5000 TL asgari ücret vermek Haydar hoca için çok basittir

5000 TL asgari ücret vermek Haydar hoca için çok basittir

Kasabaya gelen turist kalmak için bir otele yerleşir. Otel sahibine 100 TL verir ve şayet oteli beğenmezsem paramı geri alırım der. Otel sahibinin, kasaba 100 TL borcu vardır; hemen parayı kasaba verir. Kasap parayı alır alışveriş yaptığı çiftlik sahibine borcu vardır. 100 TL yi verir ve borcunu öder. Çiftçinin nalbura borcu vardır. O da 100 TL yi nalbura verir, o da borçtan kurtulur. Nalburun otel sahibine borcu vardır, o da getirir otel sahibine borcunu öder. İşte tam otel sahibi parayı aldığında müşteri otele girer ve kasabada kalmak istemediğini söyler ve parasını geri ister. Otel sahibi nalburun kendisine getirdiği 100 TL parayı turiste geri iade eder.

Sabah otelci, kasap, çiftçi ve nalburun toplam 400 TL borcu vardı. Akşam vakti olduğunda herkes borcundan kurtulmuştu. Milli Ekonomi Modelindeki işlem hacminin basitçe anlatımı bu şekildedir. Yani tüketicinin cebine para koymak hem piyasayı hareketlendirir, hem insanları borçlarından kurtarır hem de geçimleri ve huzurları temin edilir.

Piyasalarda yeterli para olmayınca ekonomi hastadır ve felç olmuş durumdadır. Bakınız burada milletimize bir kazık daha atılmaktadır. Yeterli para dolaşımda olmayınca, maliyetli para devreye girmektedir. Plastik para, kredi kartları devreye girmekte; esnaf, hane halkları kısacası piyasalar kredilere mahkûm edilmekte, faizli para devreye girmektedir. Yine piyasalarda para olmayınca tüketici her defasında daha fazla borç almaya mahkûm edilmektedir. Neredeyse insanların eline para değmemekte, ay sonunda kredi borçlarını ödemek için çırpınmaktadır.

İşte serbest piyasa ekonomisinin sonucu budur. Piyasalarda yeterli para olmayınca mutlaka borç alınıp faiz tuzağına düşülmekte, ikincisi piyasalarda para dolaşmayınca işlem hacmi gerçekleşmemektedir. Bunun neticesinde borçlar mikro plandan makro plana kadar süratle artarak devam etmektedir.

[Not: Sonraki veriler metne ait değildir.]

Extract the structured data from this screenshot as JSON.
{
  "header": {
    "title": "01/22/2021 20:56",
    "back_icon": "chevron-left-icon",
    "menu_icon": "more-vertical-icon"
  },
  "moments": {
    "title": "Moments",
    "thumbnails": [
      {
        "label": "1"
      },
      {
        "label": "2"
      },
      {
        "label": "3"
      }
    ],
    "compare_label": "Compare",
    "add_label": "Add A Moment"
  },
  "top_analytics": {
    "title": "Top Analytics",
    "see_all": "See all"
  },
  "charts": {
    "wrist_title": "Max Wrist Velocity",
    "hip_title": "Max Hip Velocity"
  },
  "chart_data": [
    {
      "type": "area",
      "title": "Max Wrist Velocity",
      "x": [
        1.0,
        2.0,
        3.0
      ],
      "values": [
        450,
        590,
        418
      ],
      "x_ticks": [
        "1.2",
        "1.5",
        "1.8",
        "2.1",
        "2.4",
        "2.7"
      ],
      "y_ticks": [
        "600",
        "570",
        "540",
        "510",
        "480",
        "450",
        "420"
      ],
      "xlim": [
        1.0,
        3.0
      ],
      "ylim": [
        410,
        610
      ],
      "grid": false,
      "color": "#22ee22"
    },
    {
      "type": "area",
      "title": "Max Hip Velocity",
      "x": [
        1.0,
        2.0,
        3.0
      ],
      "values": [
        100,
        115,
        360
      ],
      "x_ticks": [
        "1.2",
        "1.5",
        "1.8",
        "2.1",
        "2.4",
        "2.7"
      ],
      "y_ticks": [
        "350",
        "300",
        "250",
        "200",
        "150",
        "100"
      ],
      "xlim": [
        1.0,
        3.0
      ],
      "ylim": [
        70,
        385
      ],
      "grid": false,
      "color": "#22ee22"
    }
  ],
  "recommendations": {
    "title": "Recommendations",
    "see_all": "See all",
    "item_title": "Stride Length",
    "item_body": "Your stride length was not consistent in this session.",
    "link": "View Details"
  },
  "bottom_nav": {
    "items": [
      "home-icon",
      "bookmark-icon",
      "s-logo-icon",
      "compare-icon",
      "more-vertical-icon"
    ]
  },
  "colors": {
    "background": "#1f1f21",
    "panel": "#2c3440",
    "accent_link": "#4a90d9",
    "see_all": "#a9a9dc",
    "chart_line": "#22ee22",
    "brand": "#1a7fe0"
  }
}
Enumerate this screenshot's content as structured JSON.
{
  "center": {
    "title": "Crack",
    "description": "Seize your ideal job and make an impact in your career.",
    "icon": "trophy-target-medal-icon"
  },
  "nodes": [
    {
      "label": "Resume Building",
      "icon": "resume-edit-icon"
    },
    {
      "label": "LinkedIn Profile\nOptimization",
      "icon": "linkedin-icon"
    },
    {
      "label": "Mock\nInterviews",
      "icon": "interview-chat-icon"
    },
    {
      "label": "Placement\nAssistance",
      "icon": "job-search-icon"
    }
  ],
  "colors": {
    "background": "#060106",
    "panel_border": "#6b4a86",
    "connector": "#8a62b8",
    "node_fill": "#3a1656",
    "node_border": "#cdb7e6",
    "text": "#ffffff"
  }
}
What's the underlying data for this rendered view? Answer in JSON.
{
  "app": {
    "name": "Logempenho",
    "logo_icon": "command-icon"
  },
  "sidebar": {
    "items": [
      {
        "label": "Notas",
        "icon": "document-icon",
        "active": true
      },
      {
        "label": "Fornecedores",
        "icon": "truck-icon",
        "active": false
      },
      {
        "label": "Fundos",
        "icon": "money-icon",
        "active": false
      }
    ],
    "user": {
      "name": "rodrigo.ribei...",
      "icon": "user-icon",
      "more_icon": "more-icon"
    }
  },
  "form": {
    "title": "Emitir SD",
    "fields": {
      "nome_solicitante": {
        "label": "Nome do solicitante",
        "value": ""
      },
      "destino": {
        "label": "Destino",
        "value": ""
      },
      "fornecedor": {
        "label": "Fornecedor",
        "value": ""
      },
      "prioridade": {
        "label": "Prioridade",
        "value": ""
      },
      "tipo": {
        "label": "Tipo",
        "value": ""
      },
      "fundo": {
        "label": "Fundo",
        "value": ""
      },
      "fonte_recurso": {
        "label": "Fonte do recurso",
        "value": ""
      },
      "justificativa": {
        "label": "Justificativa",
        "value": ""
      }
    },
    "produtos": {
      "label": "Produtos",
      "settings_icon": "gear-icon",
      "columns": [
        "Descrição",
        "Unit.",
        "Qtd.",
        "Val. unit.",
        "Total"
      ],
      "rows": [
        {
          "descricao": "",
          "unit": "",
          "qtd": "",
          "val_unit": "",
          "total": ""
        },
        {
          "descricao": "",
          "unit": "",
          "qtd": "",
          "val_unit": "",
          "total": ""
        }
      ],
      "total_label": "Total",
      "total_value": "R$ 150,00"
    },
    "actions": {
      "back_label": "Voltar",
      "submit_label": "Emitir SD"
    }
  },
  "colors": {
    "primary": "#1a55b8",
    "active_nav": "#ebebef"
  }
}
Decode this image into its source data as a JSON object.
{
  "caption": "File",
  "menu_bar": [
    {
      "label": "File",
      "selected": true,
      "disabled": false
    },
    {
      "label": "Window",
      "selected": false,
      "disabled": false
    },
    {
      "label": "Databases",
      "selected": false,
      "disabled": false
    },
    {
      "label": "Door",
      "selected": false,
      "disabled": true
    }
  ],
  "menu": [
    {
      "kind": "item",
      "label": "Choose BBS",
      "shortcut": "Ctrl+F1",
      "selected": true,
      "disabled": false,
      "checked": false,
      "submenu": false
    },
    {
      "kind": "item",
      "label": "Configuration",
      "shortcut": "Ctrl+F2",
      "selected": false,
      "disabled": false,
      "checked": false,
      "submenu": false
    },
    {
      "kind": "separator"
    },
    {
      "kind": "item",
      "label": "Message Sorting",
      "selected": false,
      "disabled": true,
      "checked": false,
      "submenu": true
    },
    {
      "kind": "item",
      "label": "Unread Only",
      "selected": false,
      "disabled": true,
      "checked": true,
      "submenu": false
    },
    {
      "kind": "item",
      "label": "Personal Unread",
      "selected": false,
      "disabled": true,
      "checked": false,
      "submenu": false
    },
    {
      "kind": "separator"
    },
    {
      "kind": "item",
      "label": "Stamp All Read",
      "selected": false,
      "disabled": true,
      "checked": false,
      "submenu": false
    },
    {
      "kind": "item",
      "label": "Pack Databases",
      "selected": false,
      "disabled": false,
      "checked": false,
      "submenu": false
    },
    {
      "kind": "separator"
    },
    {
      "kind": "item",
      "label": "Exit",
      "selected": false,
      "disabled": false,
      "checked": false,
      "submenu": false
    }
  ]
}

Özet olarak ülkemizde uygulanmakta olan kapitalist serbest piyasa ekonomisi ile vatandaş çalıştıkça borcu artmaktadır. Milli Ekonomi Modelinde ise çalıştıkça ve para piyasalarda dolaştıkça katma değer üretmektedir. Örneğimizde olduğu gibi, devlet baba vatandaşını emperyalist devletlerin tuzağından korumaktadır.

Paramız esir durumdadır. Parası esir olan bir millet de esir demektir. Bizler esareti daha çok küçük bir odaya mahkûm olmak gibi algılarız. Ülkemiz hapis hayatının da ötesinde esaret hayatına mahkûm edilmiştir.

Günümüzde para hard currecy (borç alınan döviz) ile piyasaya sürülüyor. Emisyon hacmi yetersiz, yani gereken para piyasalarda yok. Birileri mutlaka borçlu olacaktır. Bir taraftan emek ve üretim karşılığı basılması gereken para basılmayıp dışardan alınan borç döviz karşılığı basılıyor, diğer taraftan piyasalara yeterli para verilmeyerek millet kredilere mahkûm ediliyor.

Oysa Prof. Dr. Haydar Baş beyin Milli Ekonomi Modelinde paraya yeni bir tanım getirilmiştir. Para emek ve üretimin karşılığıdır ve piyasaları harekete geçiren bir özelliği de vardır. İşte paranın piyasada dolaşımı esnasında yapıcı bir etki bırakmasının sebebi bu tanımda gizlidir. Dünyaca ünlü, Rus iktisat matematikçisi Prof. Dr. Lebedev, "Bu tezde gizli kodlar var. Her incelemede yeni şeyler öğreniyorum. Dünyanın bu teze ihtiyacı var." derken Haydar hocaya ait olan tezde bunun gibi daha birçok gizli kodlardan bahsetmektedir.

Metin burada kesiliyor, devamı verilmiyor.